I was reminded of similar exchanges toward the end of Robert Bolt’s great modern classic play (and film) A Man for All Seasons when Sir Thomas More’s family, most affectingly his wife Alice, try without success to persuade him to recant his position and avoid execution in the Tower of London. It was almost unbearably poignant when played by Wendy Hiller and Paul Scofield. Interestingly, the forceful Broadway revival in 2008 of A Man for All Seasons with Frank Langella and Maryann Plunkett was directed, with a similar sharp interplay of principles and humanity, by none other than Doug Hughes.

And it’s just at this point in Hughes’ Socrates that Mirian Hyman (finally) gets to unleash Xanthippe’s loving fury at her husband for being prepared to die and abandon her and their sons forever, on a point of philosophical principle.

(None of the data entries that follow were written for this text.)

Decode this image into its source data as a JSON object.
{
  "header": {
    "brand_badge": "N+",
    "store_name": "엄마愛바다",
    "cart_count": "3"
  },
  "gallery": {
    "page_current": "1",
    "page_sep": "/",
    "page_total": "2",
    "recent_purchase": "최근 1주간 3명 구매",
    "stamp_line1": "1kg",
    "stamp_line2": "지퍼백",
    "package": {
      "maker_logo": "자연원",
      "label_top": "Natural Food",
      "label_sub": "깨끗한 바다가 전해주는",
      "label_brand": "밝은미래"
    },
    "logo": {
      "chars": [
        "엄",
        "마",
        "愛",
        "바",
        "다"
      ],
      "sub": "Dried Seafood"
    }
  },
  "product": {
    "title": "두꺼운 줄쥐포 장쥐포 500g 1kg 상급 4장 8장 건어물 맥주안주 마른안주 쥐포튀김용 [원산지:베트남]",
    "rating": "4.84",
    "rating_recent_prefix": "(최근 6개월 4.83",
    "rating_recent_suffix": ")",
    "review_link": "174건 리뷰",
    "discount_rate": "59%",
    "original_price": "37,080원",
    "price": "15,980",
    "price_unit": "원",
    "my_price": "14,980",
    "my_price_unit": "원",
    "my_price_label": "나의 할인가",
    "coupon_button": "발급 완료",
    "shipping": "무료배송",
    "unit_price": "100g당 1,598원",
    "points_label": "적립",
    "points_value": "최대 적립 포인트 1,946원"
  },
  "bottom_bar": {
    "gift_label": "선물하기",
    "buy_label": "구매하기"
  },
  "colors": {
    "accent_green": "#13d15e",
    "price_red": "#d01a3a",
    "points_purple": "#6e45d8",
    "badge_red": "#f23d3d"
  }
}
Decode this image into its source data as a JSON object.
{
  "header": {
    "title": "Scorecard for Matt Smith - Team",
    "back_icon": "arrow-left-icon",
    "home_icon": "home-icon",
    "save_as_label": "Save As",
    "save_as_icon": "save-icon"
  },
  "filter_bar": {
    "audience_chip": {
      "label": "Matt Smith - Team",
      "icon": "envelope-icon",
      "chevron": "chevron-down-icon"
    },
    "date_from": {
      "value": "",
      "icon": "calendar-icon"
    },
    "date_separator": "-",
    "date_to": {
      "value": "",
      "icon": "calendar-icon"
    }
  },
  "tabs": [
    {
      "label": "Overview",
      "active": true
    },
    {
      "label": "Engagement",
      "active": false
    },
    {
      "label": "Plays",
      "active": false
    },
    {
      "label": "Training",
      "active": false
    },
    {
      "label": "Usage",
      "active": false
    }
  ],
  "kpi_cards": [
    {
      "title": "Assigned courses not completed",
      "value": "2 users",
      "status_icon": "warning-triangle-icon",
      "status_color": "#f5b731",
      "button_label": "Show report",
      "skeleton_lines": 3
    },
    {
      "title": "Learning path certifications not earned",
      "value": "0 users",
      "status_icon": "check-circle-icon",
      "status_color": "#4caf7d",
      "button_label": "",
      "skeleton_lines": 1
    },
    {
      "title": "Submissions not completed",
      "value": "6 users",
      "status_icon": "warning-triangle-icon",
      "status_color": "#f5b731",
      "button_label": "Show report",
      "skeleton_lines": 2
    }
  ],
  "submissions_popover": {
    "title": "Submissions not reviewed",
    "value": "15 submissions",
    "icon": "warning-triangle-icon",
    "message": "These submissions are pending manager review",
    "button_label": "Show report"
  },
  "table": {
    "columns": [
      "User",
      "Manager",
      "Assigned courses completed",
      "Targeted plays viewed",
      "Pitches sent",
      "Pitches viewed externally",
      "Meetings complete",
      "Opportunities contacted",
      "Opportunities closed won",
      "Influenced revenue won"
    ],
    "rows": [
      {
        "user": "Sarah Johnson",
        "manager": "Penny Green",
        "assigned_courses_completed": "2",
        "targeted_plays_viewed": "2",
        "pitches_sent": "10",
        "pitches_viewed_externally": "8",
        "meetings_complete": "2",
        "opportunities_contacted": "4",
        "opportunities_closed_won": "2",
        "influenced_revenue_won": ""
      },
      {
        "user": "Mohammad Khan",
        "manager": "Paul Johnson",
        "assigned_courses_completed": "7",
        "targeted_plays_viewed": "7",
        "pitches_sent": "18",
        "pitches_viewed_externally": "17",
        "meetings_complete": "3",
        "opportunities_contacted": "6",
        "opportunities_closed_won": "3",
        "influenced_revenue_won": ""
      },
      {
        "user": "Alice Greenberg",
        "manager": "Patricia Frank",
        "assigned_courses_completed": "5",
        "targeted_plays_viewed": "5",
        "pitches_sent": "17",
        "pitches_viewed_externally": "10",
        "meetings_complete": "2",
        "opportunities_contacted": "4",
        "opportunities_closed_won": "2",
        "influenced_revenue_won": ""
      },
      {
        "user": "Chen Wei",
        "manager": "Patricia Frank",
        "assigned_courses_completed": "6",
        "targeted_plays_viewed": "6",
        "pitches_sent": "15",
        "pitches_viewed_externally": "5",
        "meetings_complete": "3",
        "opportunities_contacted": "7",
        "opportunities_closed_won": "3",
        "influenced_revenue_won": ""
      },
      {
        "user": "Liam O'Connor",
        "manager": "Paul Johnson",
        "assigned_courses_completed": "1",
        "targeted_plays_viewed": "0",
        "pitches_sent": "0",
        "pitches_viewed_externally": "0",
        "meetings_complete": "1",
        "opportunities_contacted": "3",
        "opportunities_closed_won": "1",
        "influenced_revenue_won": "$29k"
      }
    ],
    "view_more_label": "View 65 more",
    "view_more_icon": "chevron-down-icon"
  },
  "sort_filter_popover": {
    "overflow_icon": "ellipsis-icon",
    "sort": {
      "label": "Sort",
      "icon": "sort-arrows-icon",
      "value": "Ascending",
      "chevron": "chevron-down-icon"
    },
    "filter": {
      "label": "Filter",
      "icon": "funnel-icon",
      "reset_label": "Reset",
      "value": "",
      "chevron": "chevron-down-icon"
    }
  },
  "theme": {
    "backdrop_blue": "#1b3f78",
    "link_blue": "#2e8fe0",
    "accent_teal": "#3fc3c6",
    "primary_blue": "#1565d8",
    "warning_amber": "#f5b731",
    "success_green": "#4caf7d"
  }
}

So the play comes to its end, but not with the end of Socrates – as he self-administers the fatal poison, as his sentence imposed by the people’s representatives. To bring an actual, final end to the evening’s performance, Plato and his prospective student return to complete the frame they provide. Nothing conclusive comes from Socrates departing this earth – rather, the questioning continues, as in this new master-and-pupil dialogue. The questioning will always continue.

Socrates’ plays at The Public Theater until May 19th – and is part of a Democracy Festival supported by the Athens- and New York-based Onassis Foundation.